In Salman, the 9th Circuit held that “[p]roof that [an] insider disclosed material nonpublic information with the intent to benefit a trading relative or friend is sufficient to establish the breach of fiduciary element of insider trading.” Writing for the panel, Senior Judge Jed S. Rakoff of the Southern District of New York, sitting by designation, rejected the argument that his home Circuit’s Newman decision required “at least a potential gain of pecuniary or similarly valuable nature” flowing to the person who gave the material, nonpublic information: “To the extent Newman can be read to go so far, we decline to follow it.” The 9th Circuit thus affirmed the defendant’s insider-trading conviction.

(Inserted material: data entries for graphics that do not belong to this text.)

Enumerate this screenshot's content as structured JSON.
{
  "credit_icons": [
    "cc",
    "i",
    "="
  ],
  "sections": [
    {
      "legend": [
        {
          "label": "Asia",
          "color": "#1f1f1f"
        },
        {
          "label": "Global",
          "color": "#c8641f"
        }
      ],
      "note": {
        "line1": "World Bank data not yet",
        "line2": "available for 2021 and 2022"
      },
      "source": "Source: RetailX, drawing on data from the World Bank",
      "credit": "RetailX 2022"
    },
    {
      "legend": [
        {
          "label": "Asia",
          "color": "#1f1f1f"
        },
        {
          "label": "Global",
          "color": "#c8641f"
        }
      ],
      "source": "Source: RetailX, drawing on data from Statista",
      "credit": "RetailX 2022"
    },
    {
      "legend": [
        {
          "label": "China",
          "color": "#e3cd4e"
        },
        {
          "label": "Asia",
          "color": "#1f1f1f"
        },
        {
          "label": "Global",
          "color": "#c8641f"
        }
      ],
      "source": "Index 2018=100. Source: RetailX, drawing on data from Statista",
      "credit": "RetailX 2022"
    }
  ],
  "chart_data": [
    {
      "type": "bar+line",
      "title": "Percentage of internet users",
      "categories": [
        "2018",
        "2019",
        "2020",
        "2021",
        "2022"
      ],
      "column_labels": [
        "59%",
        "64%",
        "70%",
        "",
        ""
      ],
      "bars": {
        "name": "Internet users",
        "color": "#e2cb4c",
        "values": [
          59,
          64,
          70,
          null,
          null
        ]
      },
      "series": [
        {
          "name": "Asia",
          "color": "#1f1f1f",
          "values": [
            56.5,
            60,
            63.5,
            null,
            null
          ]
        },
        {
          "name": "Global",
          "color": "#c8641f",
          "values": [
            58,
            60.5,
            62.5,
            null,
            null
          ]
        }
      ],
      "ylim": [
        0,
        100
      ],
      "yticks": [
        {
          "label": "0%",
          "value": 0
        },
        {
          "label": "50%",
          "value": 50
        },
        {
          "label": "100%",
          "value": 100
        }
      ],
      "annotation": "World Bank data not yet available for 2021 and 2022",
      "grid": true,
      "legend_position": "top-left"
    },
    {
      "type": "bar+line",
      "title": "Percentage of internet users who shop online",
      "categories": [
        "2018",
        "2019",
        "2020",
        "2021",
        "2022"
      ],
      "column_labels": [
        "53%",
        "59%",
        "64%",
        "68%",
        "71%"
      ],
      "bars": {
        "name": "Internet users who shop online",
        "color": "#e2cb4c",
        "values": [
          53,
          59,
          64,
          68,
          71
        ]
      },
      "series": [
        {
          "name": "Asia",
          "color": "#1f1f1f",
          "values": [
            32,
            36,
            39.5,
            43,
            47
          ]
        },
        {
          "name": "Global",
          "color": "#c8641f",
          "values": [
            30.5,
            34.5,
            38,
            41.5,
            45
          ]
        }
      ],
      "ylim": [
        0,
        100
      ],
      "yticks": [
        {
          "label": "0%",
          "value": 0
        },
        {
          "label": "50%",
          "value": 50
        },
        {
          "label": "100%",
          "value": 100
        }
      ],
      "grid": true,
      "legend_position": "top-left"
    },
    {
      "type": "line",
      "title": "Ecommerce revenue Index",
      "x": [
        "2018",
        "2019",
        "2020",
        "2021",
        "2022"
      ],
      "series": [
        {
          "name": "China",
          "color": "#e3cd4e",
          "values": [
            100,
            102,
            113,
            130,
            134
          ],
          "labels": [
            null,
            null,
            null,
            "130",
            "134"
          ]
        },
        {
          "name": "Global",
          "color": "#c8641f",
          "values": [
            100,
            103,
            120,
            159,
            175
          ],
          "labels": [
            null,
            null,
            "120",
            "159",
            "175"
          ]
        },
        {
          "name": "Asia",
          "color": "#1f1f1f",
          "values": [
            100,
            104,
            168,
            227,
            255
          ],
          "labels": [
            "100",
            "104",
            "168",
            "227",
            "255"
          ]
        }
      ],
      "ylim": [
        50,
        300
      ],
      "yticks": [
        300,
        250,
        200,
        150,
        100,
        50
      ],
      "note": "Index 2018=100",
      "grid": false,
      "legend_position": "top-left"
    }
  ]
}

With the certiorari grant, the stage is now set for the Supreme Court to hear its first major insider-trading case in decades, allowing it to evaluate what showing the government must make to prove that a tipper received a “personal benefit” in exchange for the tip before a tippee may face criminal liability. The Court will also have the opportunity to decide whether to overturn the 2nd Circuit’s defendant-friendly Newman rule—or instead extend it nationwide.
The specific question that the Supreme Court will consider is:
Does the personal benefit to the insider that is necessary to establish insider trading under Dirks v. SEC, 463 U.S. 646 (1983), require proof of "an exchange that is objective, consequential, and represents at least a potential gain of a pecuniary or similarly valuable nature," as the 2nd Circuit held in United States v. Newman, 773 F.3d 438 (2d Cir. 2014), cert. denied, No. 15-137 (U.S. Oct. 5, 2015), or is it enough that the insider and the tippee shared a close family relationship, as the 9th Circuit held in this case?